Injuries to your Ragdoll’s mouth, such as burns or cuts, can cause pain and swelling, which may also cause your cat to drool.
It’s important to keep your Ragdoll away from any hot household items – such as the oven, stove, iron or candles – to prevent them trying to lick them and burning themselves (after all, Ragdolls are very inquisitive).
You should seek veterinary care if your cat suffers any injuries like this.
Neurological disorders like seizures or nerve damage can cause Ragdoll cats to drool excessively. While these are much less likely reasons, they can and do occur (usually the result of genetics).
These conditions may require specialized care from a veterinarian.
Non health-related reasons causing Ragdoll cats to drool
Some Ragdoll cats may drool when they’re feeling extremely relaxed and satisfied, such as when you’re cuddling them or showing them any kind of affection.
One could probably call this “happy drooling” and it’s likely a sign your cat is feeling comfortable and at ease.
Ragdoll cats may also drool when they’re feeling excited or stimulated, such as during playtime or when they see their favorite toy.
This is often a normal response and nothing to be concerned about.
As cats get older, they may drool more due to age-related changes in their mouth and teeth.
While this may not be a cause for concern, it’s important to monitor your Ragdoll’s behavior and health as they grow older.

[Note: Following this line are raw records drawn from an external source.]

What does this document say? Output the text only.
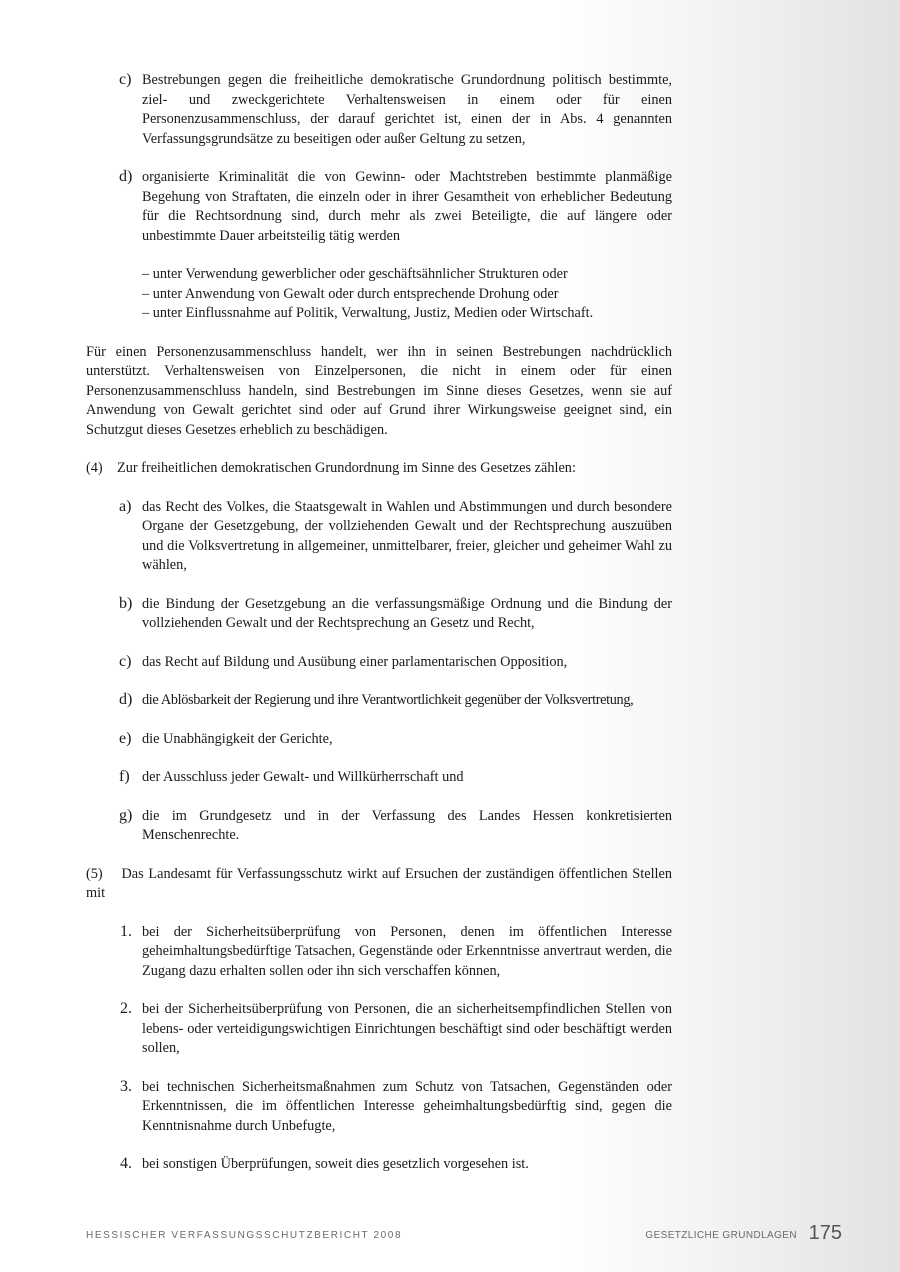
c) Bestrebungen gegen die freiheitliche demokratische Grundordnung politisch bestimmte, ziel- und zweckgerichtete Verhaltensweisen in einem oder für einen Personenzusammenschluss, der darauf gerichtet ist, einen der in Abs. 4 genannten Verfassungsgrundsätze zu beseitigen oder außer Geltung zu setzen,

d) organisierte Kriminalität die von Gewinn- oder Machtstreben bestimmte planmäßige Begehung von Straftaten, die einzeln oder in ihrer Gesamtheit von erheblicher Bedeutung für die Rechtsordnung sind, durch mehr als zwei Beteiligte, die auf längere oder unbestimmte Dauer arbeitsteilig tätig werden

– unter Verwendung gewerblicher oder geschäftsähnlicher Strukturen oder

– unter Anwendung von Gewalt oder durch entsprechende Drohung oder

– unter Einflussnahme auf Politik, Verwaltung, Justiz, Medien oder Wirtschaft.

Für einen Personenzusammenschluss handelt, wer ihn in seinen Bestrebungen nachdrücklich unterstützt. Verhaltensweisen von Einzelpersonen, die nicht in einem oder für einen Personenzusammenschluss handeln, sind Bestrebungen im Sinne dieses Gesetzes, wenn sie auf Anwendung von Gewalt gerichtet sind oder auf Grund ihrer Wirkungsweise geeignet sind, ein Schutzgut dieses Gesetzes erheblich zu beschädigen.

(4) Zur freiheitlichen demokratischen Grundordnung im Sinne des Gesetzes zählen:

a) das Recht des Volkes, die Staatsgewalt in Wahlen und Abstimmungen und durch besondere Organe der Gesetzgebung, der vollziehenden Gewalt und der Rechtsprechung auszuüben und die Volksvertretung in allgemeiner, unmittelbarer, freier, gleicher und geheimer Wahl zu wählen,

b) die Bindung der Gesetzgebung an die verfassungsmäßige Ordnung und die Bindung der vollziehenden Gewalt und der Rechtsprechung an Gesetz und Recht,

c) das Recht auf Bildung und Ausübung einer parlamentarischen Opposition,

d) die Ablösbarkeit der Regierung und ihre Verantwortlichkeit gegenüber der Volksvertretung,

e) die Unabhängigkeit der Gerichte,

f) der Ausschluss jeder Gewalt- und Willkürherrschaft und

g) die im Grundgesetz und in der Verfassung des Landes Hessen konkretisierten Menschenrechte.

(5) Das Landesamt für Verfassungsschutz wirkt auf Ersuchen der zuständigen öffentlichen Stellen mit

1. bei der Sicherheitsüberprüfung von Personen, denen im öffentlichen Interesse geheimhaltungsbedürftige Tatsachen, Gegenstände oder Erkenntnisse anvertraut werden, die Zugang dazu erhalten sollen oder ihn sich verschaffen können,

2. bei der Sicherheitsüberprüfung von Personen, die an sicherheitsempfindlichen Stellen von lebens- oder verteidigungswichtigen Einrichtungen beschäftigt sind oder beschäftigt werden sollen,

3. bei technischen Sicherheitsmaßnahmen zum Schutz von Tatsachen, Gegenständen oder Erkenntnissen, die im öffentlichen Interesse geheimhaltungsbedürftig sind, gegen die Kenntnisnahme durch Unbefugte,

4. bei sonstigen Überprüfungen, soweit dies gesetzlich vorgesehen ist.

HESSISCHER VERFASSUNGSSCHUTZBERICHT 2008	GESETZLICHE GRUNDLAGEN 175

The environment in which your Ragdoll lives can also affect their drooling.
For example, a warm or humid temperature may cause your cat to salivate more than normal. Similarly, stress or anxiety caused by changes in routine or environment can also lead to excessive drooling.
How common is drooling in Ragdoll cats?
While drooling is not particularly common in Ragdoll cats, it’s important for owners to be aware of the potential causes and symptoms.
Some Ragdolls may drool occasionally, particularly if they’re stressed, anxious, excited or overstimulated.
However, if your cat suddenly starts drooling a lot constantly, it’s important to investigate the underlying cause and seek veterinary care.
How to manage excessive drooling in Ragdoll cats
If you find your Ragdoll’s drooling is getting out of control, there’s a few steps you can take to both rectify the issue but also seek professional advice.
I’ve outlined them below.
If your Ragdoll is drooling more than usual, it’s best to book a vet appointment to determine the underlying cause.
Your vet may perform a physical exam, blood tests, or other diagnostic tests to identify the cause of the excessive salivation.
Dental care and oral hygiene
Regular dental care, including teeth cleaning and examination, can help prevent dental problems that can cause excessive drooling in Ragdolls.
Brushing your cat’s teeth daily and providing dental chews or toys can also help maintain good dental health.
Stress and anxiety can also cause Ragdolls to drool uncontrollably.
Providing a comfortable and secure living space for your cat, avoiding sudden changes in routine or environment, and providing mental stimulation can help reduce stress and anxiety.
Providing a well-balanced and nutritious diet can help prevent oral issues that are sometimes responsible for excessive drooling in Ragdoll cats.
It’s important to choose high-quality, whole-meat-based wet cat food combined with nutritious dry food (such as biscuits) and dental biscuits to ensure good oral and digestive health.
In summary, while Ragdoll cats aren’t known to drool excessively, that’s not to say they don’t.
While most drooling will be as a result of excitement, contentment or overstimulation and nothing to worry about, if you notice uncontrollable salivation occurring regularly, it’s best to book in an appointment to see a vet.
You don’t want to take any chances and should always rule out any serious possible underlying health conditions that may be causing the drooling.